On the otherhand, when the tool of religion is used correctly, it can have a most positive affect.
People say that a lot, but there's no evidence for it.

People say "you gotta have Faith", like Faith is a good thing, but it's not. Hope is a good thing, but Faith is not. They are different. Faith is virtually synonymous with Delusion. And a planet full of delusional people who all think they are right and everyone else is wrong just because they have Faith in their own way of thinking... well, that's not the solution to humanity's problems, it's the cause of humanity's problems.
anthony1312002
 
  1  
Reply Tue 11 Sep, 2012 08:00 pm
@rosborne979,
You are exactly right in stating that faith and hope are two different things. But there is an additional point that we can look at regarding faith. For example, Note this definition of faith: "Faith is the assured expectation of things hoped for, the evident demonstration of realities though not beheld." I read that in the Bible at Hebrews chapter 11 and vs 1. In otherwords, faith is based on evidence.

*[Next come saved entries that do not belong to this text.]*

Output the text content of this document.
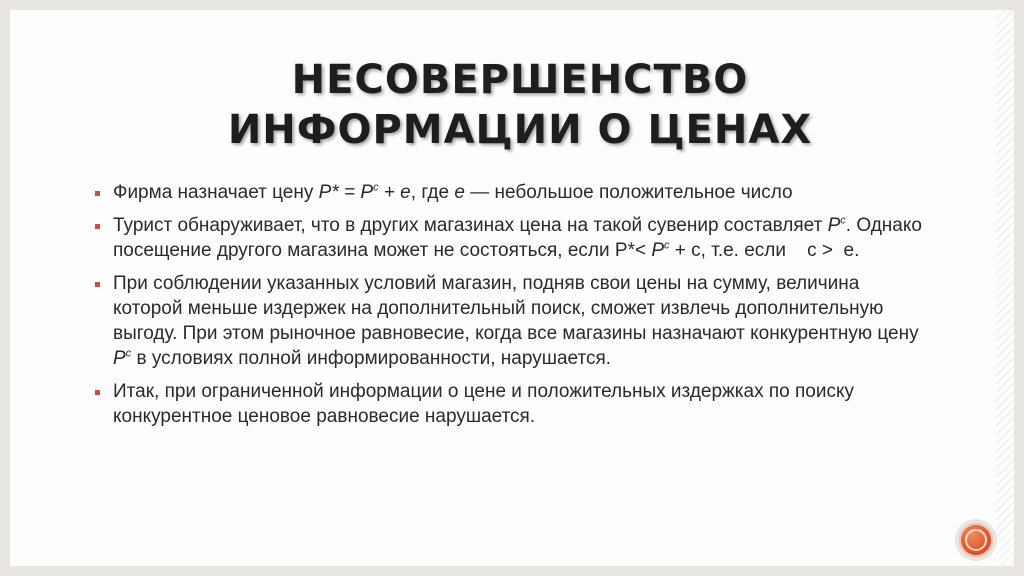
НЕСОВЕРШЕНСТВО
ИНФОРМАЦИИ О ЦЕНАХ
Фирма назначает цену $P* = P^c + e$, где e — небольшое положительное число
Турист обнаруживает, что в других магазинах цена на такой сувенир составляет $P^c$. Однако посещение другого магазина может не состояться, если $P*< P^c + с$, т.е. если    с >  е.
При соблюдении указанных условий магазин, подняв свои цены на сумму, величина которой меньше издержек на дополнительный поиск, сможет извлечь дополнительную выгоду. При этом рыночное равновесие, когда все магазины назначают конкурентную цену $P^c$ в условиях полной информированности, нарушается.
Итак, при ограниченной информации о цене и положительных издержках по поиску конкурентное ценовое равновесие нарушается.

To illustrate, if a person has a car and has taken very good care of it, he is confident or, has faith, that when he puts the key into the ignition that the car will start. Why, because of the evidence that includes the car having started the last time he used it. But that is the problem with most people who say they have faith. What they call faith is not really faith at all but in most cases credulity, that is, a state of willingness to believe in one or many people or things in the absence of reasonable proof or knowledge.

Thus true faith is based on evidence and knowlege.

Setanta
 
  1  
Reply Wed 12 Sep, 2012 12:58 am
@DrewDad,
DrewDad wrote:
They know to boil their water now, though.

I agree that the trickle down is too slow.

Are you going to argue with me about antibiotics and dentistry, as well?


I'll go slowly for you here. The topic is problems facing mankind--not some of mankind, not a subset of mankind, but all of mankind. It doesn't matter if people in industrialized nations have abundant clean water, or antibiotics or dentistry--the question is what would profit us all so that we all enjoy such benefits.

This is not a case of my arguing with you, it is a case of you failing to understand the topic.
Setanta
 
  1  
Reply Wed 12 Sep, 2012 01:19 am
Religion never made a bad man good, nor has the want of it ever mande a good man bad. If anything, religion is a major source of the proglem and not its cure. People are going to hell because they're homosexual, or because they're promiscuous, or Catholic, or Muslim. "God" moves in mysterious wasy, or they're being punished (or we're being punished) for out sins. Religion does not cure selfishness. Just as is the case with ideology, social philosophy or technology, religion does not cure the individual or tribal greed, venality, cupidity and indifference which means that some people have abundant clean water but most people don't, and the same for any other positive source of human benefit. Many, many people think in terms of the needs of all of humanity, but by no means even a significant fraction of us all. Even fewer people who weild real political or social power give any cnsideration to the needs of all mankind. Whether it's the individual or the clan or the tribe, variations on the theme of "I've got mine, screw you" prevail.

That is why, earlier, i said this is boring. I've heard this question asked, and never satifactorily answered all my life. My reading tells me that it has been asked and met by silence down throught the ages. Technology, no more tha nreligion nor ideology won't make life better for all of mankind. The only thing that will accomplish that will be the development of a universal fellow feeling. I don't know where or how one is going to foster that.